La séduction portugaise à la Max Mara

La finale du défilé Max Mara resort 2023

“Lisbonne est une ville qui m’a tout de suite fasciné, c’est un endroit qui fait rêver et qui continue d’attirer de jeunes artistes”. Ian Griffithsdirecteur créatif de Max Mara, affiche fièrement les références de la collection dans les coulisses du show resort 2023 de la maison. Un mélange d’art, de culture et de tradition, qui prend forme entre les allées du jardin de la Fondation Calouste Gulbenkianoù est conservé un tableau de l’artiste Nikitas Skapinakis effigie de la poétesse Natalia Correia† Le porte-parole d’un voyage qui croise des histoires de figures féminines du passé qui s’entrelacent avec le présent à la recherche d’une nouvelle sensualité. Sur des airs de musique traditionnelle, le fado, chanté par Carminhoprotagoniste également sur le catwalk, jusque dans les références à l’artisanat local, le catwalk veut rendre hommage à la ville qui organise pour la première fois un défilé de mode d’une marque internationale.

“C’est un recueil dédié à la poésie portugaise dans toutes ses expressions que l’on retrouve sous de nombreuses formes”, a ajouté Griffiths, “pour moi le Portugal était le fado pour lequel nous avons contacté Carminho, l’héritier spirituel du grand Amalia Rodrigueset puis je me suis inspiré du style de Natalia Correia, poétesse presque scandaleuse dans ses vers (elle est l’auteur de Anthologie de poésie érotique et satirique portugaiseéd.), une mondaine, une personne qui n’avait peur de personne”. Des femmes qui, dans l’esprit d’Ian Griffiths, veulent interpréter une veine de sensualité authentique, prête à prendre forme sur le podium. Cela commence par des notes réconfortantes, les signature de la maison, camel, blanc et noir, pour aboutir à un triomphe de couleurs vitaminées, rappelant une riche flore tropicale.
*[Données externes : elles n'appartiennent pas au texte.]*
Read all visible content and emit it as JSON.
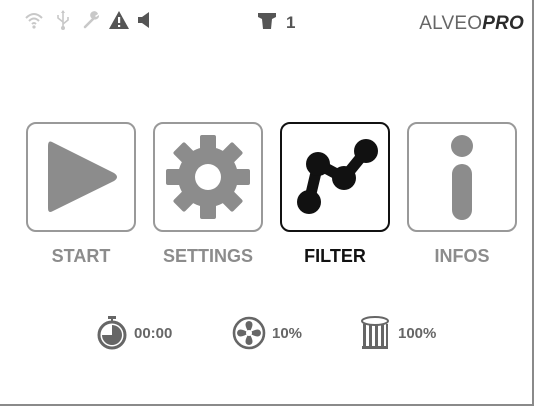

Entre capes inspirées des robes traditionnelles et portées avec des combinaisons courtes, des tops minuscules qui laissent le nombril découvert, des jupes crayon, linéaires ou décorées de dessins traditionnels et de vers poétiques. La silhouette est douce et voluptueuse, rappelant les jupes froncées de la tradition locale. Des robes fourreau séduisantes alternent avec des vestes iconiques et une version du Teddy en gilet sans manches. Des bas résilles recouvrent les jambes laissées découvertes pour les tenues de jour, tandis qu’une zone plus proche des tenues de soirée ou des robes de cérémonie attire l’attention, parmi lesquelles des robes longues en taffetas craquant, des robes bustier qui explosent en plis de semelle ou avec des volants dans le bas comme ces costumes de scène portés par Amalia Rodrigues , présenté dans une gamme croissante de couleurs entre l’orange vitaminé, le bleu azulejos, le jaune ocre, le violet et le vert intense. Étonnamment, un homme descend le podium, vêtu de l’un des T-shirts brodés de cœurs, de colombes et de nœuds par des artistes locaux et inspirés des lenços de namorado do Minho, les mouchoirs des amoureux sur lesquels les femmes portugaises portent leurs messages. la passion.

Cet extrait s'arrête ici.